A bell jingled as we entered the empty diner. A sleepy-eyed waitress looked up and smiled. “Hi, Mr. Hardy!”
“Afternoon, Mary Anne,” he said, grinning broadly and waving as he took a seat at the counter. That smile gave me a feeling of vertigo. He had smiled when I was seven and I told him I wanted to try out for Little League. He had smiled when I was nine and I agreed to go hunting with him. I couldn’t remember any other times. “Heard your granny had a stroke. How y’all holding up?”
“She says heaven don’t want her and hell’s afraid she’d take over,” the girl said, pulling a notebook and pen from her apron and walking over. “The physical therapy’s been a bear, though.”
“She can do it if anybody can,” Dad said. He slid his menu to her without looking at it. “Sweet tea and a Caesar salad with chicken, please.”
She nodded. “And who’s this with you?” she asked, turning to me. My eyes flicked from her to Dad.
“I’m Amanda,” I said. She looked like she expected more information, but I had no idea what Dad had told people about his family. What if he told them he had one child, a son? I shakily handed her my menu and said, “I would like a waffle and Diet Coke please, ma’am, thank you.”
“She’s my daughter,” Dad said after a moment, his voice halting and stiff.
“Well, she looks just like you!” We exchanged an uncomfortable look as Mary Anne trotted off to get our drinks.
“She seems nice,” I said.
“She’s a good waitress,” Dad said. He nodded stiffly. I drummed my fingers on the counter and wiggled my foot back and forth absentmindedly.
“Thank you for letting me stay with you,” I said softly. “It means a lot.”
“Least I could do.”
Mary Anne brought our food and excused herself to greet a pair of white-haired older men in plaid work shirts.
One of the men stopped to talk to Dad. His nose was round and spider-webbed with purple veins, his eyes hidden under storm-cloud brows. “Who’s this little beam of sunshine?” he asked, leaning past Dad to wave at me. I turned so he couldn’t see my black eye.

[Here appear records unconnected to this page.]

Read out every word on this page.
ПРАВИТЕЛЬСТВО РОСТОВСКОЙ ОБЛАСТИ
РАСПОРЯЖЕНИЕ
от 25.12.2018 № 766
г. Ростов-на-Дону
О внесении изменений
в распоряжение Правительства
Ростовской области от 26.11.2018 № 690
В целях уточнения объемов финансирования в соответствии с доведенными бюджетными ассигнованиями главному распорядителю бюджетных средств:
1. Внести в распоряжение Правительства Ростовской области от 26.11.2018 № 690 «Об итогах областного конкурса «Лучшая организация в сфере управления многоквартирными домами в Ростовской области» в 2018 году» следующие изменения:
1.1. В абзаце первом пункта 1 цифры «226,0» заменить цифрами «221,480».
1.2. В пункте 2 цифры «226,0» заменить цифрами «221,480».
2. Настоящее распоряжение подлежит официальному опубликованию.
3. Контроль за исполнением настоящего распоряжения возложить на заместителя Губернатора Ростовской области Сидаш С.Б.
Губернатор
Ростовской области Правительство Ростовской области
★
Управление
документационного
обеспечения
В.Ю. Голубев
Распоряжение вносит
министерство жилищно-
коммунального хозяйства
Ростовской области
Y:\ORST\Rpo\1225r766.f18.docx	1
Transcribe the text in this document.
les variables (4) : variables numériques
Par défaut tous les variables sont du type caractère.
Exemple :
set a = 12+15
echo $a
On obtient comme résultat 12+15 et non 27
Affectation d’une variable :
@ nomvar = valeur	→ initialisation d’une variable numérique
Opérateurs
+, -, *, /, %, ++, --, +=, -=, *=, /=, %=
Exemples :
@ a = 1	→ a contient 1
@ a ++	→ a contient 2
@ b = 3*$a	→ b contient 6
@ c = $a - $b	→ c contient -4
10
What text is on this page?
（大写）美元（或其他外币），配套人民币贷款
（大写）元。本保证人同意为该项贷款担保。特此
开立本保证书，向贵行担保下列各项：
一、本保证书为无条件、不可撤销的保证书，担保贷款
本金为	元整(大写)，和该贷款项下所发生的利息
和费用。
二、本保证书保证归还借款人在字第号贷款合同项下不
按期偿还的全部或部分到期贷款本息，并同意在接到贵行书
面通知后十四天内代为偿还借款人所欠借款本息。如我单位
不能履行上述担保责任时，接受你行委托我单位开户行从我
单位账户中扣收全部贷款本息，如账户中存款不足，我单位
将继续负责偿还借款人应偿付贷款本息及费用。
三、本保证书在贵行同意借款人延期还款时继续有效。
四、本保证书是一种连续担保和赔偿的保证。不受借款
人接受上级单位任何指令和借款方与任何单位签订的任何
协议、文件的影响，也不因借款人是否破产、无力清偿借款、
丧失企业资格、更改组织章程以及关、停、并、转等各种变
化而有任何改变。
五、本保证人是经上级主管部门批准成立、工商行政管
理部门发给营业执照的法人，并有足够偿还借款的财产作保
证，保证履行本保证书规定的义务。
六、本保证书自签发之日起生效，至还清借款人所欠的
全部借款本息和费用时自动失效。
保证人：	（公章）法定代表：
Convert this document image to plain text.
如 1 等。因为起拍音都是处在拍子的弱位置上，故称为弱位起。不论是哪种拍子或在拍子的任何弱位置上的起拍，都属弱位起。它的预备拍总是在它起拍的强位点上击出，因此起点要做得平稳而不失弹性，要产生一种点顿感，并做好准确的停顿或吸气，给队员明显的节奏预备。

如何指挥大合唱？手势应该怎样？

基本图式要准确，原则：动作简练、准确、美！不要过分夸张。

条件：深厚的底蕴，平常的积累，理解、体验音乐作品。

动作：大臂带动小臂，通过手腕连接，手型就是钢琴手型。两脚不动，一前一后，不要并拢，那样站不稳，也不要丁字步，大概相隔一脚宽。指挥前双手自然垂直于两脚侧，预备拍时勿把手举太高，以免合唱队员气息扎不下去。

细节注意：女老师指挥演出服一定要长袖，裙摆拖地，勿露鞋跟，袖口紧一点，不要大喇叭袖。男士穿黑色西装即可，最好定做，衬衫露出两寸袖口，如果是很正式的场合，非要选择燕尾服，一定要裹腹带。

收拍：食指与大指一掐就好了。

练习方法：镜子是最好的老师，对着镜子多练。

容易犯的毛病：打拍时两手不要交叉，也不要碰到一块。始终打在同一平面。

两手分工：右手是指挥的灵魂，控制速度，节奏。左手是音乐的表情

“Amanda,” Dad mumbled. “My daughter.”
The man whistled and slapped Dad’s shoulder. “Well, no wonder I ain’t seen her before! If I had a daughter as cute as this’n I’d keep her hid away too.” My cheeks burned. “You just tell me if any of the boys get too fresh, now, and I’ll loan you my rifle.”
“I don’t think that will be a problem,” Dad said haltingly.
“Oh, trust me,” he said, winking, “I had three daughters, not a one of them half as pretty as this one in their time, and it was still all I could do to keep the boys away.”